Are the Jets better than we thought against the run? Once again you don't have to watch Jeff Linkebach's upright blocking style to know he's going to get flatfooted or pancaked. There aren't many stats we need to know that the Jets, one of the worst teams against the run, were still simply too much for the Colts.
Will fans give Ballard, or any Colts running back for that matter, the fair shake and judge them based on more than the box score? Time will tell but Sunday's performance was far from a referendum on Ballard but rather a harsh indictment of an offensive line bound to disappoint fans throughout the year.
One of the more telling clues of how weak our run game is the third and short formation that we use either with a back at Luck's side for blocking -or empty backfield. Carter seems to be very tenative now, thinking maybe he will be banished if he ever fumbles again. But this was his first action after being hurt and punished for fumbling-He certainly has shown more power and strength than Brown. Brown's speed is suited well for the open field or running with a fullback like last year, sure is not very durable-maybe that is why he cannot block a wind. Hope Ballard can show more-it was his first.
Yeah, the OL was bad, but I wasn't impressed by Ballard at all on his starting debut. He impressed me with the aggression with which he runs, but his vision was poor, and he wasn't particularly quick. That being said, Carter looked worse, IMO.

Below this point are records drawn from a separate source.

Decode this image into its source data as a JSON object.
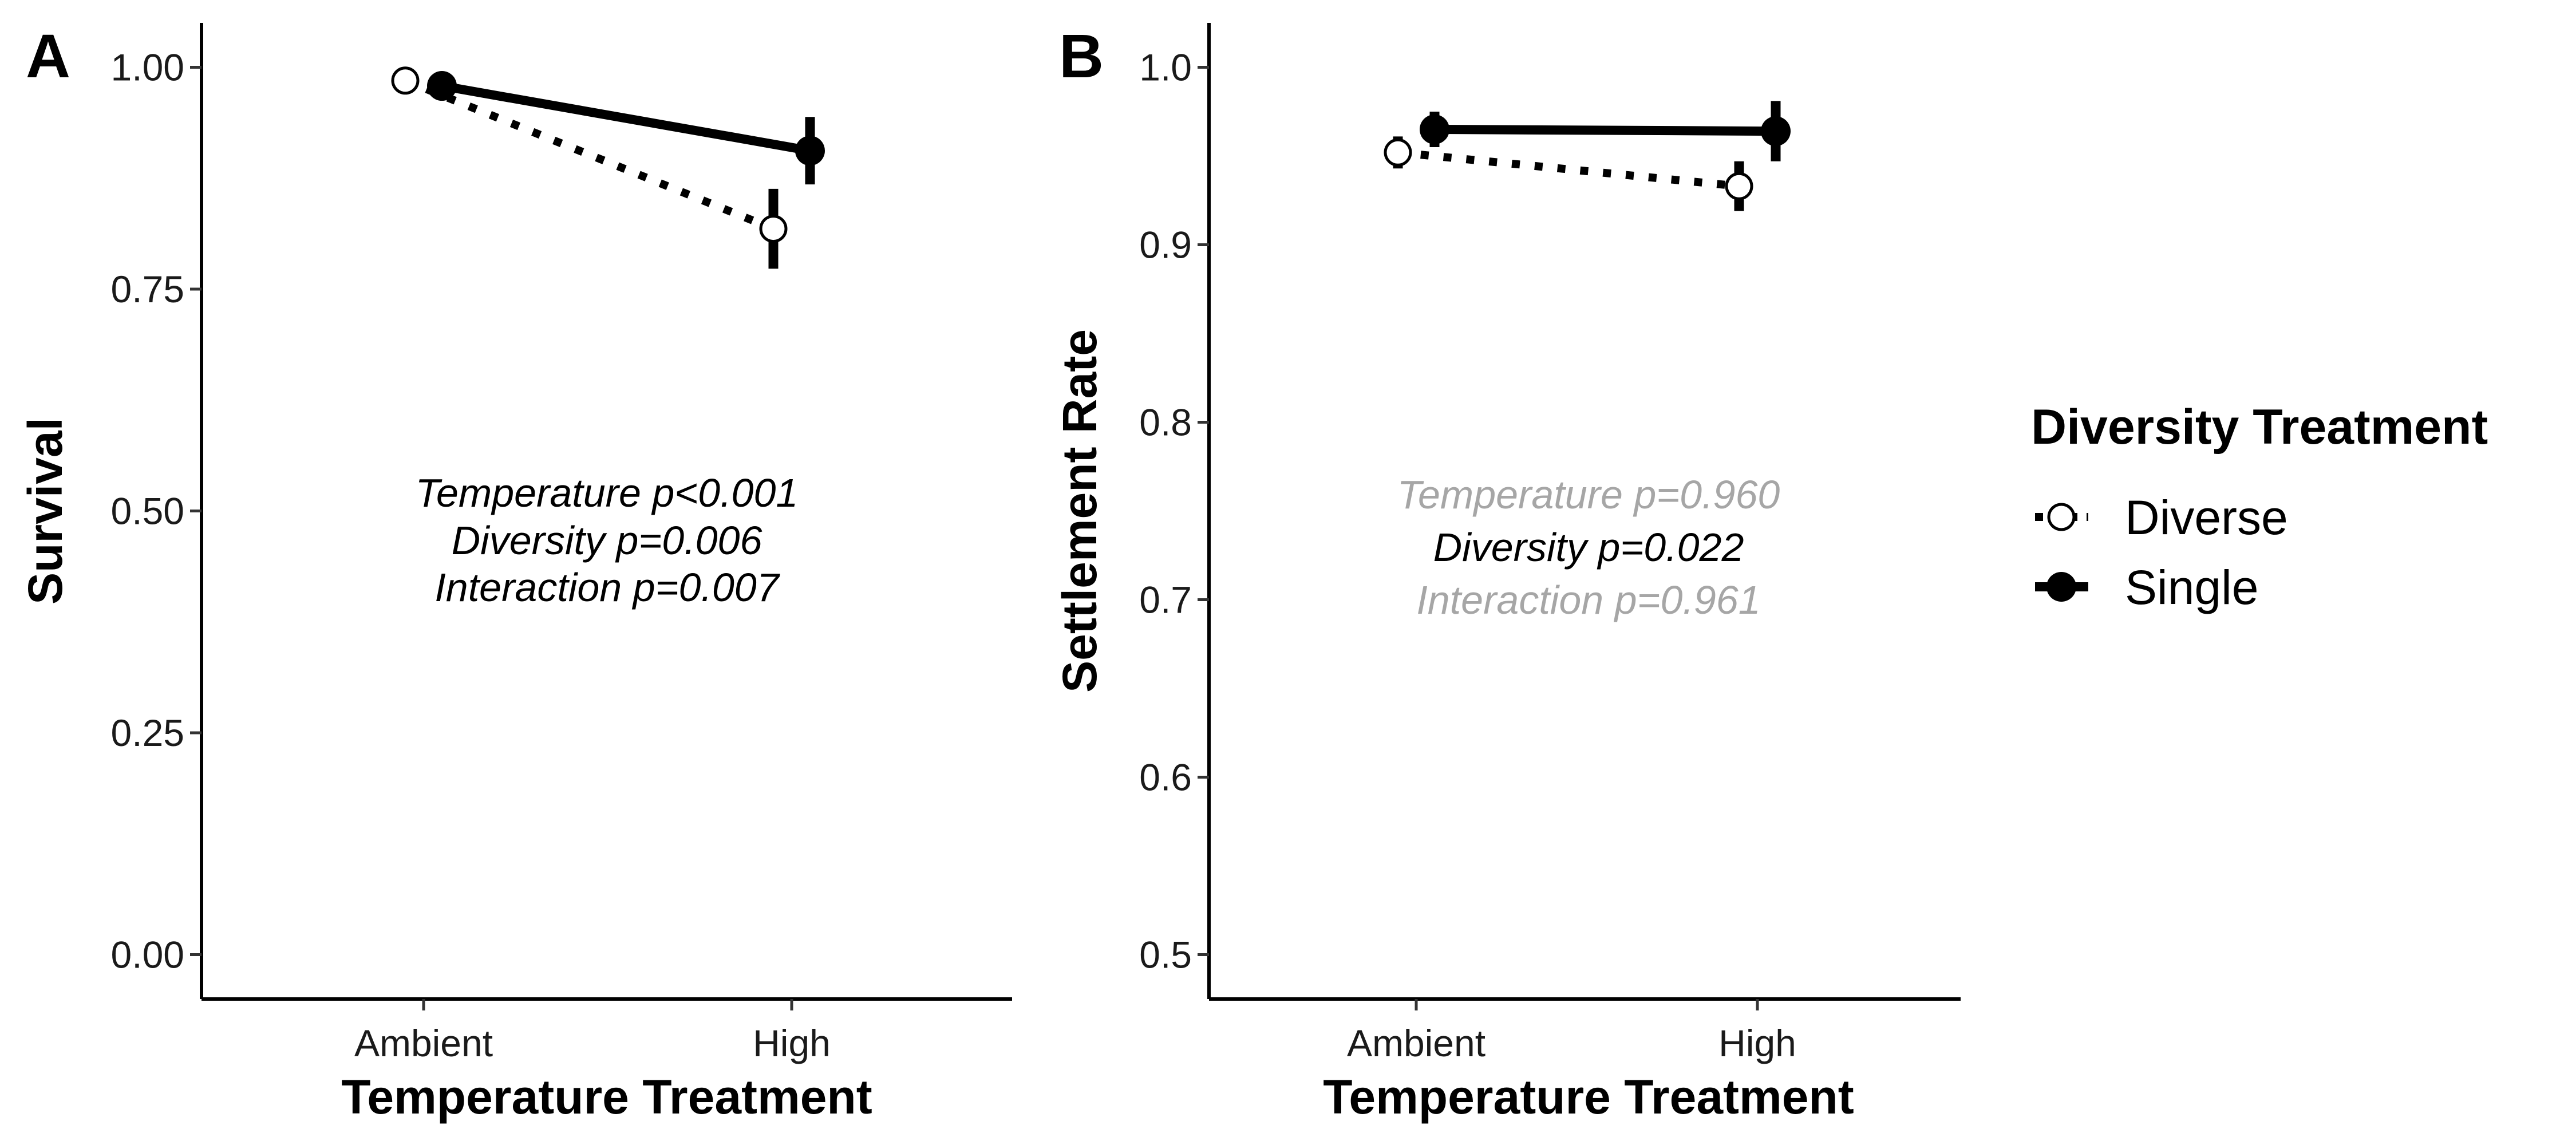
{
  "chart_data": [
    {
      "type": "line",
      "panel_tag": "A",
      "xlabel": "Temperature Treatment",
      "ylabel": "Survival",
      "categories": [
        "Ambient",
        "High"
      ],
      "ylim": [
        -0.05,
        1.05
      ],
      "yticks": [
        0,
        0.25,
        0.5,
        0.75,
        1.0
      ],
      "ytick_labels": [
        "0.00",
        "0.25",
        "0.50",
        "0.75",
        "1.00"
      ],
      "grid": false,
      "series": [
        {
          "name": "Diverse",
          "values": [
            0.985,
            0.818
          ],
          "error": [
            0.004,
            0.045
          ],
          "line": "dotted",
          "marker": "open-circle"
        },
        {
          "name": "Single",
          "values": [
            0.979,
            0.906
          ],
          "error": [
            0.006,
            0.038
          ],
          "line": "solid",
          "marker": "filled-circle"
        }
      ],
      "annotations": [
        {
          "text": "Temperature p<0.001",
          "color": "#000000"
        },
        {
          "text": "Diversity p=0.006",
          "color": "#000000"
        },
        {
          "text": "Interaction p=0.007",
          "color": "#000000"
        }
      ]
    },
    {
      "type": "line",
      "panel_tag": "B",
      "xlabel": "Temperature Treatment",
      "ylabel": "Settlement Rate",
      "categories": [
        "Ambient",
        "High"
      ],
      "ylim": [
        0.475,
        1.025
      ],
      "yticks": [
        0.5,
        0.6,
        0.7,
        0.8,
        0.9,
        1.0
      ],
      "ytick_labels": [
        "0.5",
        "0.6",
        "0.7",
        "0.8",
        "0.9",
        "1.0"
      ],
      "grid": false,
      "series": [
        {
          "name": "Diverse",
          "values": [
            0.952,
            0.933
          ],
          "error": [
            0.009,
            0.014
          ],
          "line": "dotted",
          "marker": "open-circle"
        },
        {
          "name": "Single",
          "values": [
            0.965,
            0.964
          ],
          "error": [
            0.01,
            0.017
          ],
          "line": "solid",
          "marker": "filled-circle"
        }
      ],
      "annotations": [
        {
          "text": "Temperature p=0.960",
          "color": "#a6a6a6"
        },
        {
          "text": "Diversity p=0.022",
          "color": "#000000"
        },
        {
          "text": "Interaction p=0.961",
          "color": "#a6a6a6"
        }
      ]
    }
  ],
  "legend": {
    "title": "Diversity Treatment",
    "placement": "right",
    "items": [
      {
        "label": "Diverse",
        "line": "dotted",
        "marker": "open-circle"
      },
      {
        "label": "Single",
        "line": "solid",
        "marker": "filled-circle"
      }
    ]
  }
}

Unfortunately, this O-line will not allow us to make any fair judgement on any of our running backs. That Ballard was able to get positive yards is a good thing. I still like Carter, for the most part. That being said, we need Donald back in the lineup. He is still the only back that threatens to break one and get behind past the defense. Although, if the offensive play-calling becomes predictable, this conversation on "who's the best/worst back?" becomes useless.
I think being productive as a running back on a "bad" team is the hardest thing to do. (MJD with the Jags not withstanding, as they seemed built for no other purpose than to give the Manning led Colts fits, but no one else.)
A QB is as much responsible for his protection as the line and can somewhat display his skills by scrambling or getting rid of the ball very quickly. A WR or TE... well they really just need for 3 or 4 plays a game to go their way and they can put up some good numbers.
But a running back is at the mercy of so many more variables. (Most completely ouf of his control.) The situation, the play call, the play call of the defense and of course the blocking. Perhaps the great Barry Sanders could sometimes make something out of nothing, but mere mortals need a lot of help.
It is why, per my eye test, that i think Donald Brown has actually played pretty damn well over the last year and a half. And it is why, I completely agree with you that there is a lot more to judging a running back's skills or at least his effectiveness, than looking at a box score.